Shell helps to meet the world’s growing demand for energy in economically, environmentally and socially responsible ways. Shell currently has a project underway to clean their material masters that reside in different enterprise resource planning (ERP) systems and is using mydatafactory to help with the project.
The result of having high quality, consistent and accurate material master data in their systems are numerous, like reliable catalogue search; smooth and flawless procurement; reduced production down time; reduced stock levels; leveraged purchasing power; and contribute to the technical integrity of their installations.

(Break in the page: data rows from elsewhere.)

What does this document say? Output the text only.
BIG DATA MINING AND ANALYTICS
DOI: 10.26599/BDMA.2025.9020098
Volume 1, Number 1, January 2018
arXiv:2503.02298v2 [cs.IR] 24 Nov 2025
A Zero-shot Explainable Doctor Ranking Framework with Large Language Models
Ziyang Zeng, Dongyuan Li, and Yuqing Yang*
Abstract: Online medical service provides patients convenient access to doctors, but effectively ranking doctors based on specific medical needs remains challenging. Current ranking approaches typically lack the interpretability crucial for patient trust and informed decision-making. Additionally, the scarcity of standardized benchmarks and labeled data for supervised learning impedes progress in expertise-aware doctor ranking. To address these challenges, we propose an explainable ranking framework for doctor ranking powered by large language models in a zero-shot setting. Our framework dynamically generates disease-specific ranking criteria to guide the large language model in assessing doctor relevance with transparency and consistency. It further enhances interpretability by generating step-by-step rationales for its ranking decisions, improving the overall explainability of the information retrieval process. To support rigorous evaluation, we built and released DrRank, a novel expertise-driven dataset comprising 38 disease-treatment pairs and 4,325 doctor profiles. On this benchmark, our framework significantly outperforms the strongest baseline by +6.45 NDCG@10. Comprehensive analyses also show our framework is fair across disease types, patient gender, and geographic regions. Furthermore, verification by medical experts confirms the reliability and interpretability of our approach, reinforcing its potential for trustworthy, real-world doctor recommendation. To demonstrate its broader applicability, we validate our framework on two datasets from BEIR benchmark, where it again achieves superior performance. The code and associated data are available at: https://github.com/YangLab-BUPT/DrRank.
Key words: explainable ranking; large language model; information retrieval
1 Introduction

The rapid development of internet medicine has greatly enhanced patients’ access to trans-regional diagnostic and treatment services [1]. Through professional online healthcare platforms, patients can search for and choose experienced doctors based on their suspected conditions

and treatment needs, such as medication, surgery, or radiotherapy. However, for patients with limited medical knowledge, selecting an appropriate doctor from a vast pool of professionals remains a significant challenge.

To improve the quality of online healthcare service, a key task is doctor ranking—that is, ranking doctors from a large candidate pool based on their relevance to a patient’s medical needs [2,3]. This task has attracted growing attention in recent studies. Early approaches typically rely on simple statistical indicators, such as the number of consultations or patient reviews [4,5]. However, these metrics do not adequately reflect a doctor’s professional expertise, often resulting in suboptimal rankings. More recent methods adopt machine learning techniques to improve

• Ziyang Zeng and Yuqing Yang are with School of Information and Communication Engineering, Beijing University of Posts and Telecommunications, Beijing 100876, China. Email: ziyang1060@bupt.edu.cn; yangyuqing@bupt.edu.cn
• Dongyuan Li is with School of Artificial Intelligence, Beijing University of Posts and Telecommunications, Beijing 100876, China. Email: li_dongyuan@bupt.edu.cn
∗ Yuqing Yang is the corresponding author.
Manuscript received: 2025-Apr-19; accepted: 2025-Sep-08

Shell selected mydatafactory for several reasons. Firstly, mydatafactory offers an innovative approach as it was built on artificial intelligence and big data technologies. It offers a self-learning system that builds a knowledge base from user feedback. Shell required a solution that would leverage efficiency and data quality, which is exactly what mydatafactory offered.
Secondly, the solution is available as a software-as-a-service, resulting in competitive pricing and a low threshold project start, as Shell required a solution that enabled a quick start of data cleansing.
The third reason was the extensive knowledge of the mydatafactory team on the subject of product data cleansing, as Shell required their vendor to be able to understand and map their data cleansing processes to the solution they selected.
The project started with preparation in mapping the existing cleansing processes to the mydatafactory application. For flexibility, work packages are defined and assigned to ‘data stewards’. These work packages focus on specific product domains, to align the process of import, classification, term extraction and normalisation, quality assurance and export. The system proposes to the data steward what terms and values to extract and to which characteristics to parse those values.
Mydatafactory also proposed how to standardise those values. Missing or wrong suggestions can be modified by the data steward. This knowledge is captured and re-used for new suggestions. The process is finalised by a ‘domain expert’, who makes any last modifications, and who approves dictionaries, that were built on the fly by the data steward.
During the process a governance framework is built, which holds classifications, characteristics and their values. These data elements can be managed easily by the domain expert. The knowledge that is captured during the project can be made available as part of a gatekeeper function, to prevent any polluted new data from being entered into the ERP’s.